Established in 1982 in Sydney, New South Wales, the Australian animation studio Burbank Films specialised in rather dour and dreary adaptations of classic novels. Charles Dickens seemed to be the company’s go-to author in their earliest days, the company turning out no fewer than eight adaptations in their first four years (A Christmas Carol (1982), Oliver Twist (1982), David Copperfield (1983), Great Expectations (1983), A Tale of Two Cities (1984), The Old Curiosity Shop (1984), Nicholas Nickleby (1985) and The Pickwick Papers (1985)). Sandwiched between these were a quartet of Sherlock Holmes adaptations made in 1983, tackling each of the four Holmes novels, Sherlock Holmes and a Study in Scarlet, Sherlock Holmes and the Baskerville Curse, Sherlock Holmes and the Sign of Four and Sherlock Holmes and the Valley of Fear all featuring Peter O’Toole as the voice of Holmes and Earle Cross as Watson.

Because the films – which vary in length from around 47 minutes to 67, were aimed firmly at children many of the darker elements, particularly those in Baskerville and Sign of Four, are either stripped out altogether or significantly toned down (though in fairness their version of the hound itself is actually rather scary in its brief appearances) and all of them are marred by terrible, inexpressive animation and a flatness in the voice acting, as though all involved could see how disappointing they were going to turn out and hardly made any effort with them. No directors are credited on any of the four films – perhaps they were simply too embarrassed to put their names to them?

2019-03-16 07_13_54-Amazon.co.uk_ Watch Sherlock Holmes_ The Baskersville Curse _ Prime Video.png

Appropriately, A Study in Scarlet was the first of the set but bizarrely writer John King decides to omit the first section of the story in which Watson meets Holmes for the first time. Instead we’re just plunged straight into the mystery, with the two already sharing lodgings at 221B Baker Street, and we even get to see the lengthy flashback to events in America that removes Holmes and Watson from the plot for a great chunk of the narrative. A Study in Scarlet was never, I must confess, my favourite Holmes story but Conan Doyle managed to make it a lot snappier and more exciting than the turgid plod we get here. The animation is strictly from the 80s made-for-television school, limited and lifeless with poor character design and dull backgrounds, and even O’Toole is unable to inject much excitement into the proceedings.

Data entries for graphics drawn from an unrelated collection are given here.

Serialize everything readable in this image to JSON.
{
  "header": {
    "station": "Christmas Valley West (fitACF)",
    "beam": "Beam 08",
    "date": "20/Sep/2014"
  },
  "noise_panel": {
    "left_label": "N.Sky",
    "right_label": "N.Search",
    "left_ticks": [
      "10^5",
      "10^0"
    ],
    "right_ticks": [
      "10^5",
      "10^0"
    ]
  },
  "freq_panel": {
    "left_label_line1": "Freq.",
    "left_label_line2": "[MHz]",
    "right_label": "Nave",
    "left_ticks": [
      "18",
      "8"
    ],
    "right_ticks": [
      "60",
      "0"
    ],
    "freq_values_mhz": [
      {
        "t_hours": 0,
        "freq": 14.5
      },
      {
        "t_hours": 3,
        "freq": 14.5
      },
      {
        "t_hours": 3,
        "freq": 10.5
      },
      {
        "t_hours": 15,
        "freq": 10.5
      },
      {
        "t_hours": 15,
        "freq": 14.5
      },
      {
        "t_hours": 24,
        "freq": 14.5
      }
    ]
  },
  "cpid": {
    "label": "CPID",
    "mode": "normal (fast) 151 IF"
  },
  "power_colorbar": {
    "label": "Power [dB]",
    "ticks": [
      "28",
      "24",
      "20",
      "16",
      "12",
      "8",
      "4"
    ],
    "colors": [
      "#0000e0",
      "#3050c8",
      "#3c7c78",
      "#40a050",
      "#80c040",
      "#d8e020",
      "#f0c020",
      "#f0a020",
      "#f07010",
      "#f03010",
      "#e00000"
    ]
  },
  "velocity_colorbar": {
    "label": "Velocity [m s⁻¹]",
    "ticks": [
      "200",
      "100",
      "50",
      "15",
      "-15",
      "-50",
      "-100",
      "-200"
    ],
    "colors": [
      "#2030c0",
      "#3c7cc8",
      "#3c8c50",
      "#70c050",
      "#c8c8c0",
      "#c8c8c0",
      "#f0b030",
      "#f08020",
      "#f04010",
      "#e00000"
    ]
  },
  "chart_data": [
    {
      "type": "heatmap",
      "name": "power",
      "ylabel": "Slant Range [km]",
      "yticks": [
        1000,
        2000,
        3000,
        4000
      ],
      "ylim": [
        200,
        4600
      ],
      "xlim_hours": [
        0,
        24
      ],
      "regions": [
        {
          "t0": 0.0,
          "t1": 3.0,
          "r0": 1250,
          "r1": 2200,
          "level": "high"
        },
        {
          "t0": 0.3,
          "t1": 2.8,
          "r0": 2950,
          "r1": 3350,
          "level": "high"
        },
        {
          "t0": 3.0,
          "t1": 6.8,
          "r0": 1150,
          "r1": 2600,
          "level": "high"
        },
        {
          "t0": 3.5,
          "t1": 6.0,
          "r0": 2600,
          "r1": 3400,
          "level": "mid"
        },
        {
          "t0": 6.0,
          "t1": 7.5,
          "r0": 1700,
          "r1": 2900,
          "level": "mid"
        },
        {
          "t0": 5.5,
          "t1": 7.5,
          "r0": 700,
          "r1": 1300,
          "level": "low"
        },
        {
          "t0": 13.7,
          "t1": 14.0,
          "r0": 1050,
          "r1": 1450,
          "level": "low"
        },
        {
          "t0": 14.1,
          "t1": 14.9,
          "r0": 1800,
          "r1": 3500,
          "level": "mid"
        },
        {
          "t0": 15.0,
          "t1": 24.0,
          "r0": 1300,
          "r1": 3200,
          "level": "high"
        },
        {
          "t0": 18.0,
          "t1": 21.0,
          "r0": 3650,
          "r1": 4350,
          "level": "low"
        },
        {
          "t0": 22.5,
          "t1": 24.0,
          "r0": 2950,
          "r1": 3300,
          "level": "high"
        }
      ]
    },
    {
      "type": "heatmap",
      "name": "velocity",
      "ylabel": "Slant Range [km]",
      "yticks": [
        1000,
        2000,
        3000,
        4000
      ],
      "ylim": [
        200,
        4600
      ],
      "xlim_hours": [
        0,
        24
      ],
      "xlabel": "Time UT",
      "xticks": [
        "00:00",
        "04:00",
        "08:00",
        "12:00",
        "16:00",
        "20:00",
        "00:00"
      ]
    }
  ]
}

The desire to adapt The Hound of the Baskervilles is an understandable one – it’s the Holmes’ story that most non-fans will at least be acquainted with if only through the many film and television adaptations and the horror elements are appealing just in themselves. But this version, emasculated of all of the darker moments, is dreadful – there’s no atmosphere, O’Toole, the only reason to sit through these things, is absent from most of the film and there’s absolutely no understanding of place at all. It’s unlikely that anyone involved with the production had ever been to Dartmoor which is, for the most part, presented here as a rather bucolic place and not the dark and dismal wasteland that it should be. Fair play though to whoever it is that’s voicing Barrymore (apart from O’Toole – here credited as “the world’s greatest detective” – no actors are credited with their characters) who affects a fairly decent Yorkshire accent, marking him out from the generic voice performances elsewhere. Whoever is playing the coroner on the other hand seems to have thought he was booked to appear in a comedy…

2019-03-16 07_13_09-Amazon.co.uk_ Watch Sherlock Holmes_ The Baskersville Curse _ Prime Video.png

Sherlock Holmes and the Sign of Four is simply bland. It’s not the most exciting of Holmes adventures to begin with and this version is instantly forgettable. It’s difficult to imagine to imagine any child – and these films are surely aimed at a younger audience – being inspired to pick up a book of Holmes stories having watched this, or indeed any of the others in the series. Much the same is true of Sherlock Holmes and the Valley of Fear, the last in the sequence and one of the less frequently adapted Holmes stories. Like its predecessors it’s flat and uninvolving and does nothing to convey the excitement and complexity that make the Holmes stories such rewarding reads.

There’s a sense that by The Valley of Fear, even Burbank themselves were growing tired of their Conan Doyle adaptations. The following year they returned to Dickens before moving on to adapt literary classics from other authors in the latter half of the 80s. Production was prolific until 1989 when the company suddenly went quiet, re-emerging two yeas later as Burbank Animation Studios under new management. Their MO was pretty much the same as before and they continued cranking out cheap adaptations until at least 2002. Their current website rather disingenuously suggests that it was established in 1991 and seems rather keen to forget these earlier productions though from what we’ve seen of the post-1991 takeover films, they’re that not that much better than the Holmes adaptations. As of March 2019, the site’s “currently in development” page is conspicuously empty.